I need a camper that allows both headroom and floor space for my PT exercises. After looking at a lot of things and nearly buying a FWC, I settled on an Ovrlnd poptop on a ‘21 Tundra, largely for the immense headroom and full use of the 6.5’ truck bed, plus the ability to make it what I want inside. Plus I know and trust Toyotas


I had real qualms about my back handling the popping up, as well as the physical nature of the the build out, but minor issues aside I’ve been fine and the work and movement has actually helped strengthen my back. My wife does travel with me and it helps, but I can still pop it up and down myself — the top is very light. Much moreso than a FWC, which really screwed me up when I tried one.

I’m 6’3” and can stretch my arms over my head with my elbows bent at 90° when its popped up.
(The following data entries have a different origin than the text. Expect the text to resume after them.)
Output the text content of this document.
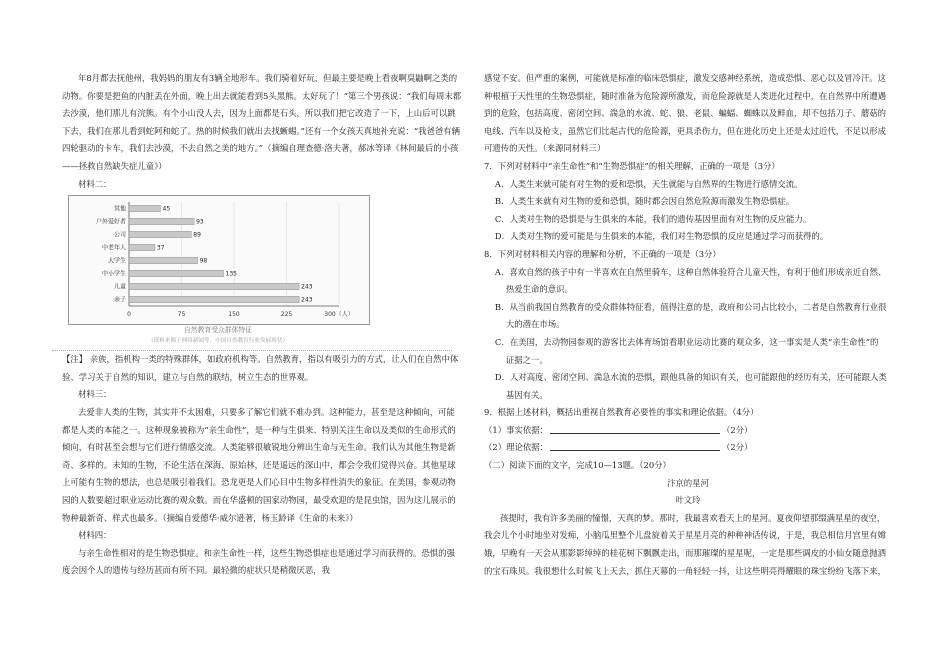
年8月都去抚他州，我妈妈的朋友有3辆全地形车。我们骑着好玩，但最主要是晚上看夜啊臭鼬啊之类的动物。你要是把鱼的内脏丢在外面，晚上出去就能看到5头黑熊。太好玩了！”第三个男孩说：“我们每周末都去沙漠，他们那儿有浣熊。有个小山没人去，因为上面都是石头，所以我们把它改造了一下，上山后可以跳下去，我们在那儿看到蛇阿和蛇了。热的时候我们就出去找蜥蜴。”还有一个女孩天真地补充说：“我爸爸有辆四轮驱动的卡车，我们去沙漠，不去自然之美的地方。”（摘编自理查德·洛夫著，郝冰等译《林间最后的小孩——拯救自然缺失症儿童》）

材料二：

0	75	150	225	300（人）
亲子	243
儿童	243
中小学生	135
大学生	98
中老年人	37
公司	89
户外爱好者	93
其他	45
自然教育受众群体特征
（资料来源于网络新闻等，中国自然教育行业发展现状）

【注】 亲族，指机构一类的特殊群体，如政府机构等。自然教育，指以有吸引力的方式，让人们在自然中体验、学习关于自然的知识，建立与自然的联结，树立生态的世界观。

材料三：

去爱非人类的生物，其实并不太困难，只要多了解它们就不难办到。这种能力，甚至是这种倾向，可能都是人类的本能之一。这种现象被称为“亲生命性”，是一种与生俱来、特别关注生命以及类似的生命形式的倾向，有时甚至会想与它们进行情感交流。人类能够很敏锐地分辨出生命与无生命。我们认为其他生物是新奇、多样的。未知的生物，不论生活在深海、原始林，还是遥远的深山中，都会令我们觉得兴奋。其他星球上可能有生物的想法，也总是吸引着我们。恐龙更是人们心目中生物多样性消失的象征。在美国，参观动物园的人数要超过职业运动比赛的观众数。而在华盛顿的国家动物园，最受欢迎的是昆虫馆，因为这儿展示的物种最新奇、样式也最多。（摘编自爱德华·威尔逊著，杨玉龄译《生命的未来》）

材料四：

与亲生命性相对的是生物恐惧症。和亲生命性一样，这些生物恐惧症也是通过学习而获得的。恐惧的强度会因个人的遗传与经历甚而有所不同。最轻微的症状只是稍微厌恶，我

感觉不安。但严重的案例，可能就是标准的临床恐惧症，激发交感神经系统，造成恐惧、恶心以及冒冷汗。这种根植于天性里的生物恐惧症，随时准备为危险源所激发，而危险源就是人类进化过程中，在自然界中所遭遇到的危险，包括高度、密闭空间、湍急的水流、蛇、狼、老鼠、蝙蝠、蜘蛛以及鲜血，却不包括刀子、蘑菇的电线、汽车以及枪支，虽然它们比起古代的危险源，更具杀伤力，但在进化历史上还是太过近代，不足以形成可遗传的天性。（来源同材料三）

7．下列对材料中“亲生命性”和“生物恐惧症”的相关理解，正确的一项是（3分）

A．人类生来就可能有对生物的爱和恐惧，天生就能与自然界的生物进行感情交流。

B．人类生来就有对生物的爱和恐惧，随时都会因自然危险源而激发生物恐惧症。

C．人类对生物的恐惧是与生俱来的本能，我们的遗传基因里面有对生物的反应能力。

D．人类对生物的爱可能是与生俱来的本能，我们对生物恐惧的反应是通过学习而获得的。

8．下列对材料相关内容的理解和分析，不正确的一项是（3分）

A．喜欢自然的孩子中有一半喜欢在自然里骑车，这种自然体验符合儿童天性，有利于他们形成亲近自然、

热爱生命的意识。

B．从当前我国自然教育的受众群体特征看，值得注意的是，政府和公司占比较小，二者是自然教育行业很

大的潜在市场。

C．在美国，去动物园参观的游客比去体育场馆看职业运动比赛的观众多，这一事实是人类“亲生命性”的

证据之一。

D．人对高度、密闭空间、湍急水流的恐惧，跟他具备的知识有关，也可能跟他的经历有关，还可能跟人类

基因有关。

9．根据上述材料，概括出重视自然教育必要性的事实和理论依据。（4分）

（1）事实依据：	（2分）

（2）理论依据：	（2分）

（二）阅读下面的文字，完成10—13题。（20分）

汴京的星河

叶文玲

孩提时，我有许多美丽的憧憬，天真的梦。那时，我最喜欢看天上的星河。夏夜仰望那缀满星星的夜空，我会儿个小时地坐对发痴，小脑瓜里整个儿盘旋着关于星星月亮的种种神话传说，于是，我总相信月宫里有嫦娥，早晚有一天会从那影影绰绰的桂花树下飘飘走出，而那璀璨的星星呢，一定是那些调皮的小仙女随意抛洒的宝石珠贝。我很想什么时候飞上天去，抓住天幕的一角轻轻一抖，让这些明亮得耀眼的珠宝纷纷飞落下来，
I can sit up straight in bed and the pullout bed is 65”x81”. The Ovrlnds are semi-custom and I opted for 2” additional height for a total of 10” in the cabover closed.

I realize you may not want as minimalist solution as this, but I mention all this to say there ARE other solutions that can accommodate your physical space needs, especially if you’re traveling with a companion.

There’s a thread here on Ovrlnds with various builds and good info if you want to check this approach out further.
You can see that they can be built out fairly comfortably— moreso than is shown on the website. And Jay, the owner, is a great guy and willing to do interior customization too, up to a point.
Good luck, and I’m happy to answer any questions you might have!
 

gchinsr

Observer
So much has changed now, little flexibility, and issues with balance. There is a lot of work to do, and see how much stronger I can get. Getting in, and out, are big factors. High Top Van, or Truck camper most likely the best option. Will need to rent a few, and see what works best.